Unplugging and replugging the headphone port only fixes audio on my laptop (which switches to speakers) and not PC.
Expected Results:
Real PulseAudio acts differently:
- Play audio in Audacious (IIRC ALSA pulseaudio-alsa, but I forgot).
- Uncheck the device's configuration profile in pavucontrol-qt.
- Audacious keeps advancing in time, without generating sound. If you did this on pipewire, Audacious stops advancing in time.
- Close and open and play Audacious.
- Audacious pauses for 2 seconds and keeps playing.
- Switch Audacious to PulseAudio. Close and open and play Audacious.
- Audacious keeps playing.
- Close Audacious.
systemctl --user restart pulseaudio
with the device disabled. Open and play Audacious.- Audacious PulseAudio plays silently.

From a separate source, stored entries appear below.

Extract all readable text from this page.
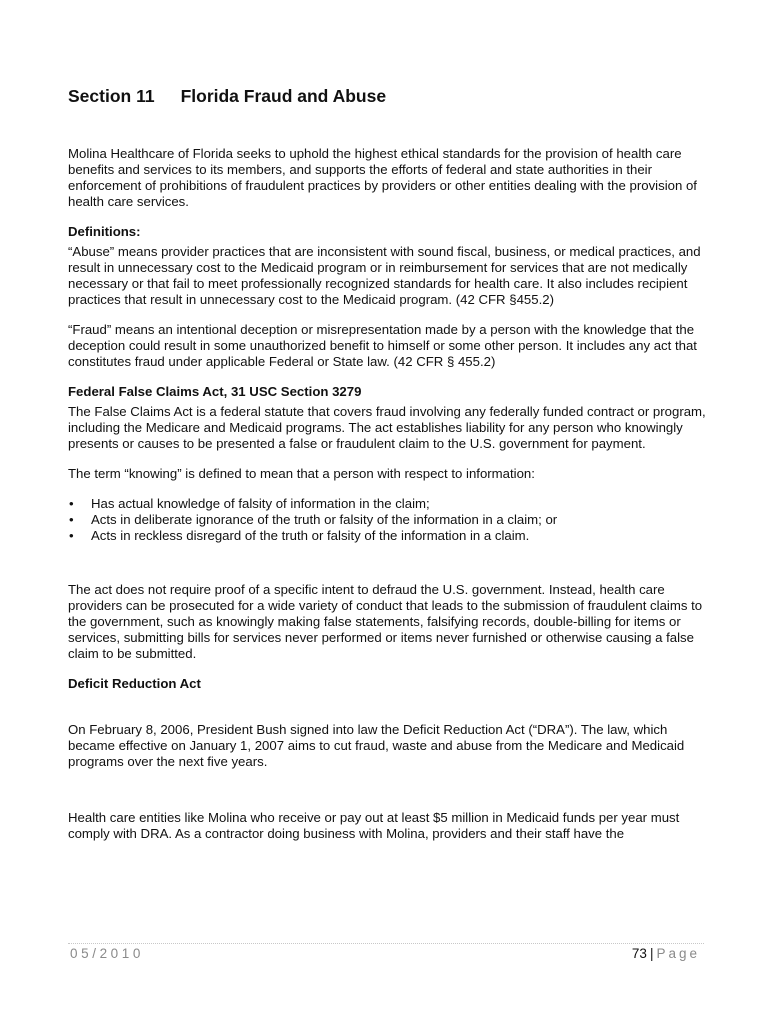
Section 11 Florida Fraud and Abuse

Molina Healthcare of Florida seeks to uphold the highest ethical standards for the provision of health care benefits and services to its members, and supports the efforts of federal and state authorities in their enforcement of prohibitions of fraudulent practices by providers or other entities dealing with the provision of health care services.

Definitions:

“Abuse” means provider practices that are inconsistent with sound fiscal, business, or medical practices, and result in unnecessary cost to the Medicaid program or in reimbursement for services that are not medically necessary or that fail to meet professionally recognized standards for health care. It also includes recipient practices that result in unnecessary cost to the Medicaid program. (42 CFR §455.2)

“Fraud” means an intentional deception or misrepresentation made by a person with the knowledge that the deception could result in some unauthorized benefit to himself or some other person. It includes any act that constitutes fraud under applicable Federal or State law. (42 CFR § 455.2)

Federal False Claims Act, 31 USC Section 3279

The False Claims Act is a federal statute that covers fraud involving any federally funded contract or program, including the Medicare and Medicaid programs. The act establishes liability for any person who knowingly presents or causes to be presented a false or fraudulent claim to the U.S. government for payment.

The term “knowing” is defined to mean that a person with respect to information:

• Has actual knowledge of falsity of information in the claim;
• Acts in deliberate ignorance of the truth or falsity of the information in a claim; or
• Acts in reckless disregard of the truth or falsity of the information in a claim.

The act does not require proof of a specific intent to defraud the U.S. government. Instead, health care providers can be prosecuted for a wide variety of conduct that leads to the submission of fraudulent claims to the government, such as knowingly making false statements, falsifying records, double-billing for items or services, submitting bills for services never performed or items never furnished or otherwise causing a false claim to be submitted.

Deficit Reduction Act

On February 8, 2006, President Bush signed into law the Deficit Reduction Act (“DRA”). The law, which became effective on January 1, 2007 aims to cut fraud, waste and abuse from the Medicare and Medicaid programs over the next five years.

Health care entities like Molina who receive or pay out at least $5 million in Medicaid funds per year must comply with DRA. As a contractor doing business with Molina, providers and their staff have the

05/2010	73 | Page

- Re-enable the configuration profile in pavucontrol-qt.
- Audacious's output is heard in the speakers immediately, without having to stop and start the program. In Pipewire's case, even stopping and starting Audacious is insufficient; you have to close pavucontrol-qt and Audacious, and wait 4 seconds (or restart pipewire and wait 1 second).
Theory
My theory is that pipewire or the session managers don't properly setup the port of a device which is initially disabled when the session manager first exposes it to pipewire (doesn't tell ALSA which port to play audio from, or tells ALSA uninitialized memory, or something). This explains why I'm getting no or speaker audio with headphones plugged in, and why switching ports back and forth fixes the issue. It doesn't explain why suspending the device and waiting 1.1 seconds, or spending 1.1 or more seconds between aplay invocations (without pipewire running), causes audio to start playing from the nominally active port.

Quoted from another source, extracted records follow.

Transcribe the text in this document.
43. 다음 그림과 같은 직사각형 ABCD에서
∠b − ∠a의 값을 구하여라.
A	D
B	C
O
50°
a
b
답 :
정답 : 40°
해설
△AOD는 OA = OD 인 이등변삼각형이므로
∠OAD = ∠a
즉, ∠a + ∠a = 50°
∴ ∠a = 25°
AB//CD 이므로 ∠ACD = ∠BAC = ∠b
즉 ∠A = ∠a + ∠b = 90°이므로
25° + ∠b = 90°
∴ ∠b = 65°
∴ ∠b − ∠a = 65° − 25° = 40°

PipeWire (and WirePlumber) is really janky. On my AMD desktop, when my headphone port is plugged in, plugging a device into "line out" makes PipeWire switch to Line Out... and not actually play any sound into Line Out until I disconnect my headphone port. I think this janky behavior is a combination of underlying ALSA behavior, and PipeWire/WirePlumber logic. When running bare-metal aplay to front:CARD=Generic,DEV=0
(and set the output port beforehand in pavucontrol-qt), it doesn't silence/disable headphones when I plug in line out, but it does silence line out when the headphone port is plugged in.
Additional Info (as attachments):
-
pw-dump > pw-dump.log
: pw-dump_amd.log, pw-dump_intel.log
I took a level-4 pipewire log of me loosely following Steps and Testing (though oddly it only took 1.1 seconds after closing Audacious, not 4.1, for audio to restart): pipewire.log
Possibly related: #1804 (closed), #762, #1826 (closed).